We Are Evolving / Jeovany Jimenez Vega

Foto: Orlando L. Pardo.

A few days ago a friend asked me whether, if I had gone on a hunger strike five years ago, our case would have had the same outcome. Without hesitation I said no, and doing so caused me to immediately stop and ponder the differences, in terms of internal political circumstances between then and today.

The Cuba of 2007 still faced the uncertainty of the transfer of power from Fidel to Raul Castro, which, it was conjectured inside and outside the country, would create a power vacuum and I don’t doubt that this would have made the Leadership of the country more likely to take extreme positions. The streets of the Havana were the scene for the marches of the Ladies in White in pursuit of freedom for the prisoners of the Black Spring; the alternative Cuban blogosphere did not have the maturity it exhibits today; there were not the civic initiatives that emerged later — for example the Cuban Law Association and projects such as Estado de SATS — which imprinted, with the passing of years, a different dynamic with regards to the embryonic civil society and its projects towards the authorities and vice versa. In the Cuba of 2007, neither Zapata, Wilfredo Soto nor Wilmar Villar had died, Coco Farinas had not come to the end of his hunger strike, nor had the prisoners from that cause of 2003 been released into exile.

During these five years, Cuban society has seen transformations, some more obvious, others more underground. The same tensions have accumulated, a product of the confrontation between the opposition and a power which, although it has taken some steps in the sense of “legalizing” some property transactions and has made access to the small family business more “flexible,” it remains reluctant to opening, unconditionally and definitively, the door to more far-reaching civil rights such as freedom of travel, the right to freedom of association and access to an objective and uncensored press, plus it continues to staunchly forbid Internet access.

But despite everything, Cuban society has long ceased to be that bell jar isolated from the world of the 70s and 80s. Undoubtedly, it is no longer the same. The alternative blogosphere, based on social networks like Twitter, has built its own paths and today is an open window through which the world looks at that part of Cuba that it does not see on the news; the Ladies and White are not stopped before the scandalous mobs organized by the Communist Party and State Security; the death of Zapata marks a turning point, avoiding the death of Farinas and causing, finally, the release of the political prisoners from 2003 and later of other causes.

The subsequent deaths of Soto and Villar ended up drawing attention to the issue of repression in the center and east of the country, undoubtedly more dramatic than in the west and the capital.
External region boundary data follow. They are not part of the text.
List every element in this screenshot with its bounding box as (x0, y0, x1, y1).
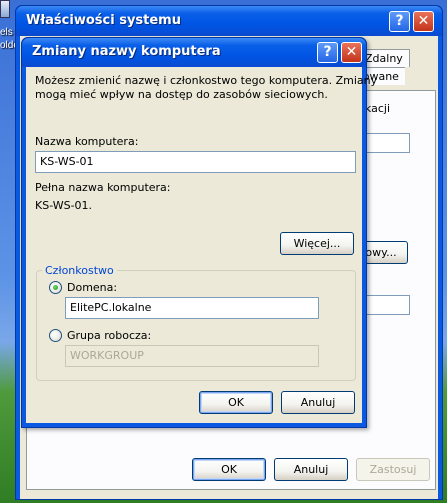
computer-name-input[interactable]: KS-WS-01 (35, 151, 356, 173)
help-button[interactable]: ? (389, 11, 410, 32)
ok-button[interactable]: OK (192, 458, 266, 481)
description-line-1: Możesz zmienić nazwę i członkostwo tego … (35, 74, 378, 87)
computer-name-dialog: Zmiany nazwy komputera ? ✕ Możesz zmieni… (21, 37, 377, 428)
help-icon: ? (323, 44, 332, 60)
dialog-help-button[interactable]: ? (317, 42, 338, 63)
full-name-label: Pełna nazwa komputera: (35, 181, 171, 194)
dialog-title-bar[interactable]: Zmiany nazwy komputera ? ✕ (22, 38, 366, 67)
more-button[interactable]: Więcej... (280, 232, 354, 255)
domain-label: Domena: (67, 281, 118, 294)
dialog-title: Zmiany nazwy komputera (32, 44, 221, 59)
desktop-icon[interactable] (0, 0, 10, 18)
close-button[interactable]: ✕ (413, 11, 434, 32)
title-bar[interactable]: Właściwości systemu ? ✕ (16, 6, 442, 36)
close-icon: ✕ (417, 13, 430, 29)
help-icon: ? (395, 13, 404, 29)
description-line-2: mogą mieć wpływ na dostęp do zasobów sie… (35, 88, 328, 101)
workgroup-radio[interactable] (49, 329, 62, 342)
window-title: Właściwości systemu (26, 13, 181, 28)
apply-button[interactable]: Zastosuj (356, 458, 430, 481)
domain-input[interactable]: ElitePC.lokalne (65, 297, 319, 319)
dialog-cancel-button[interactable]: Anuluj (281, 391, 355, 414)
domain-radio[interactable] (49, 281, 62, 294)
full-name-value: KS-WS-01. (35, 199, 93, 212)
close-icon: ✕ (345, 44, 358, 60)
dialog-ok-button[interactable]: OK (199, 391, 273, 414)
dialog-body: Możesz zmienić nazwę i członkostwo tego … (26, 67, 377, 423)
workgroup-label: Grupa robocza: (67, 329, 152, 342)
computer-name-label: Nazwa komputera: (35, 135, 139, 148)
dialog-close-button[interactable]: ✕ (341, 42, 362, 63)
workgroup-input[interactable]: WORKGROUP (65, 345, 319, 367)
cancel-button[interactable]: Anuluj (274, 458, 348, 481)
membership-group-label: Członkostwo (42, 264, 117, 277)
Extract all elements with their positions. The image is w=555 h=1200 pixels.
All this has called the attention of a civil society that is not yet definitive in its courses, and that seems disjointed under repeated waves of repression and the systematic work of the counterintelligence, but that has come to represent an underlying tension, a silent resistance to the all-embracing government of Raul Castro, which, on the other hand has been rather more pragmatic than that of his predecessor in the economic leadership of the country.

In the midst of this agitated dynamic both parties are rearranging their forces, learning their own lessons and evolving each in its own way. Civil society now has mechanisms that have broken, once and for all, the information monopoly that the State has held for decades and they now have to be taken into account by it when making decisions. To this complex Cuba Pope Benedict XVI came recently and it was in this context that the outcome of our case was resolved after 5 years of unsuccessful claims. Events like this would definitely never have happened in Cuba in 2007, it would have been unthinkable then, and this shows that, somehow, we are evolving. In this dialectical spiral of contradictions Cuba’s future is emerging, perhaps not at the pace we need or want but I am sure we are no longer exactly the same, not one side or the other.